Wed, 14 Mar 2001 10:49:33 +0100

On Tue, Mar 13, 2001 at 06:46:42PM -0500, Jeff Griffith wrote:
> Hey All,
> 
> While messing around with XML I became really frustrated at how unnatural it
> seemed to extract data out of documents.  I ended up writing my own python
> class to do exactly what felt natural.  The problem is the entire time I
> kept telling myself "this code has to already exist somewhere"  I just could
> never find it.
> 
> So if anyone is interested take a look at how this class works and tell me
> if
> 1) this seems useful
> 2) this is already supported by someone else
> 
> A brief example of how it is used
> --------------
> 
> < collection >
>   < comic issue="1">
>      < author > Stan Lee < /author >
>   < /comic >
> < /collection >
> 
> can be accessed as
> 
> collection.comic.author.TEXT
> collection.comic.ATTR('issue')
> ---------------
> a more complete write-up w/source is available at
> http://www.people.hbs.edu/jgriffith/simplexmlobject.html

Have you looked at ParsedXML?

  http://www.zope.org/Wikis/DevSite/Projects/ParsedXML/Releases

It is a fully DOM level 2 compliant XML object. It'll let you access your
XML via DOM calls. They may seem less convenient than your example, but
will cover the cases where you have more than one 'comic' element.

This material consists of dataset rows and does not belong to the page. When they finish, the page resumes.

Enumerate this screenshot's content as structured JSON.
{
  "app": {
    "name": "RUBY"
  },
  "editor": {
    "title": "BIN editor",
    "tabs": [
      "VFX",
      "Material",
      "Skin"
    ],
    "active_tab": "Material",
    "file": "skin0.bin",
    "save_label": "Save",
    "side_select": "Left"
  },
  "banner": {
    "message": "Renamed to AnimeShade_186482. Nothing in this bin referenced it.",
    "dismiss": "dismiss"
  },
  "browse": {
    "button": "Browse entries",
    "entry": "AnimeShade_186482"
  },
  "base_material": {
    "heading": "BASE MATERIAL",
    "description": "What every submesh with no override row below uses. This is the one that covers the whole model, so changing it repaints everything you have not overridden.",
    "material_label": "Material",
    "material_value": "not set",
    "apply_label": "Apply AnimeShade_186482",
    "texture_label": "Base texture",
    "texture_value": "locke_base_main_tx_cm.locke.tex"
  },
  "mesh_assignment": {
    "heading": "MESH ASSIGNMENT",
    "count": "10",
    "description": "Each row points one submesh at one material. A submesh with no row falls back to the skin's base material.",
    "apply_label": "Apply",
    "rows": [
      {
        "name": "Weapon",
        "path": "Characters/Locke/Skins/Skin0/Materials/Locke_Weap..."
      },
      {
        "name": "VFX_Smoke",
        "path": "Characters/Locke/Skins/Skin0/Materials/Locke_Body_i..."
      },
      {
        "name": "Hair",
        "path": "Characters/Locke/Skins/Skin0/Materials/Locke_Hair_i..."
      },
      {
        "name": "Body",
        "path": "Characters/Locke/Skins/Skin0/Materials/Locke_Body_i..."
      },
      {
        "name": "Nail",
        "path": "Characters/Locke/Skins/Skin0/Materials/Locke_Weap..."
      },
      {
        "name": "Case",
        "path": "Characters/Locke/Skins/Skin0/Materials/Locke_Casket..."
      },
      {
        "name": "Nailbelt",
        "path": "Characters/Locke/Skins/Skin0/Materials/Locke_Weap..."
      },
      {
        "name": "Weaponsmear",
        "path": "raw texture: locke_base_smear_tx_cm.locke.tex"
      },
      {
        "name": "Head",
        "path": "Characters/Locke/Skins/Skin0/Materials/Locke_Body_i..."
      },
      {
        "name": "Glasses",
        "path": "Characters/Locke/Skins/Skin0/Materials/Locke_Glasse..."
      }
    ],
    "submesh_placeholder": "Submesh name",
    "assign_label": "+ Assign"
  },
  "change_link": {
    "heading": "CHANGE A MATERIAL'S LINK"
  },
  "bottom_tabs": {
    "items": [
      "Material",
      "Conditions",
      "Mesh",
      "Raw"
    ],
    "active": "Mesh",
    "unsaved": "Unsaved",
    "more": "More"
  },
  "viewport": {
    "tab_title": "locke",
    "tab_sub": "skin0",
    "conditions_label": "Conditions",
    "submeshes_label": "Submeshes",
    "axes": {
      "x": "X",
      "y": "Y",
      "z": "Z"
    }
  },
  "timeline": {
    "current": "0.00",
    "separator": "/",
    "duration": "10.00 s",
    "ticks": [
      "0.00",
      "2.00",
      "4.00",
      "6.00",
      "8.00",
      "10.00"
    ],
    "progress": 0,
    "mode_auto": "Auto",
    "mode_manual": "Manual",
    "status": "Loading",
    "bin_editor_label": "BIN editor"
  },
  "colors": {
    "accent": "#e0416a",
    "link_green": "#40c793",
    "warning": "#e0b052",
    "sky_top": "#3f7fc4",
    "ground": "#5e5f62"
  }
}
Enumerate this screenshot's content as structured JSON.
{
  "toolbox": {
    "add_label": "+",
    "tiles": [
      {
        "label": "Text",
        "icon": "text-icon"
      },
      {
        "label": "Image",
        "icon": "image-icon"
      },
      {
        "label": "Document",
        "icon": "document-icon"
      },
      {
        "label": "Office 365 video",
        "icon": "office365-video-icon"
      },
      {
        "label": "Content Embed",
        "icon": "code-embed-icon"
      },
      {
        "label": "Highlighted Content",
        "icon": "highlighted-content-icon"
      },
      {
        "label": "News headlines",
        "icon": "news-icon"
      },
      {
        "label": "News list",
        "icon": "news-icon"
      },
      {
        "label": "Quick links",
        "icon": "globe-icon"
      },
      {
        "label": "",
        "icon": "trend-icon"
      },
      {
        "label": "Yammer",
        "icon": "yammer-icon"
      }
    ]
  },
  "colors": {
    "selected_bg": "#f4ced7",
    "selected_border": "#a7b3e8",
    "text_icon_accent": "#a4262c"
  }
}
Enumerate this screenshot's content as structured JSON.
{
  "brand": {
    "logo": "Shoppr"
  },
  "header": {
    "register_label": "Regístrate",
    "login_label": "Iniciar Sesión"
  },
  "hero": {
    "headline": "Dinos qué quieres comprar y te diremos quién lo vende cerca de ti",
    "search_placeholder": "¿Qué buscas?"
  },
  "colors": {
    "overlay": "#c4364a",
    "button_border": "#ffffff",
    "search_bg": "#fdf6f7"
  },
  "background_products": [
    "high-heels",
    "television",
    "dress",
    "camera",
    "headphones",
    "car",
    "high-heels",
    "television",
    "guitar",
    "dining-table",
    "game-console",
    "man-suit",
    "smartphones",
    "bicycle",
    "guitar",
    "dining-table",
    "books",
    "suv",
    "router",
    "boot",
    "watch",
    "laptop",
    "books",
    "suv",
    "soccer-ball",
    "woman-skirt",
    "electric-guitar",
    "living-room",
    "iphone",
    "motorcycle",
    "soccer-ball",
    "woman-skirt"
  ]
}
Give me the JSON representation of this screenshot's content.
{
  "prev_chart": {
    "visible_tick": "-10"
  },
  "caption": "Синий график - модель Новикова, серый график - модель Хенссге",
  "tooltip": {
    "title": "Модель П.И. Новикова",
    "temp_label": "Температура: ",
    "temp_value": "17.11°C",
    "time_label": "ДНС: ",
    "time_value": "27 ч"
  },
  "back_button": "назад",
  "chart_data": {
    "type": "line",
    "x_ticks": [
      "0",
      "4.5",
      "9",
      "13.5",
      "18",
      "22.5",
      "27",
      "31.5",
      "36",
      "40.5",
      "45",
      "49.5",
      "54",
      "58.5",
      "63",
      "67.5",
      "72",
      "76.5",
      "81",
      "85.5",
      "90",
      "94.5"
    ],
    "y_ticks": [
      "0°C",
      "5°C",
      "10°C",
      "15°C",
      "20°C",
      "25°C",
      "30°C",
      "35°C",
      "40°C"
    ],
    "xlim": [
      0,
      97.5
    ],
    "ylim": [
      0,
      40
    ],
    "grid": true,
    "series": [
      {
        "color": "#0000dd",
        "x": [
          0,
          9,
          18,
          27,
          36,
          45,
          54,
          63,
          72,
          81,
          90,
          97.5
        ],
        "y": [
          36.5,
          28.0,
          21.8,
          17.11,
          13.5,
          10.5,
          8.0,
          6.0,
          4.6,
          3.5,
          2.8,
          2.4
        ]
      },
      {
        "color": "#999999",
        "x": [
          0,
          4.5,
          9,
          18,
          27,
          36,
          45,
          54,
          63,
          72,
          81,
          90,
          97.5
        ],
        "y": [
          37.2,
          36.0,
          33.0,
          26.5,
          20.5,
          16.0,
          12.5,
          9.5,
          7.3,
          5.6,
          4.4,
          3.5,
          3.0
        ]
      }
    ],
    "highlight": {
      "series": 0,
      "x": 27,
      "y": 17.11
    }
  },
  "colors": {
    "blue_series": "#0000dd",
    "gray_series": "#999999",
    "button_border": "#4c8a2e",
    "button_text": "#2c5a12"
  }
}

Your example could translate to:

  xmlDoc.documentElement.childNodes[0].childNodes[0].childNodes[0]
  xmlDoc.documentElement.childNodes[0].getAttribute('issue')

or by using the tagname the first example would become:

  comic = xmlDoc.documentElement.getElementsByTagName('comic')[0]
  authorName = comic.getElementsByTagName('author')[0].getChildNodes(0)

In future versions, XML id support is planned; if you have a DTD that
tells the parser what attributes are Id's, you can traverse the
tree using Id attributes for the same effect. Then you can use a document
like:

  <collection>
    <comic issue="1" id="first_issue">
       <author>Stan Lee</author>
    </comic>
  </collection>

and code like:

  comic = xmlDoc.getElementById('first_issue')
  authorName = comic.getElementsByTagName('author')[0].getChildNodes(0)

Hope this helps!

-- 
Martijn Pieters
| Software Engineer  mailto:mj@digicool.com
| Digital Creations  http://www.digicool.com/
| Creators of Zope   http://www.zope.org/
---------------------------------------------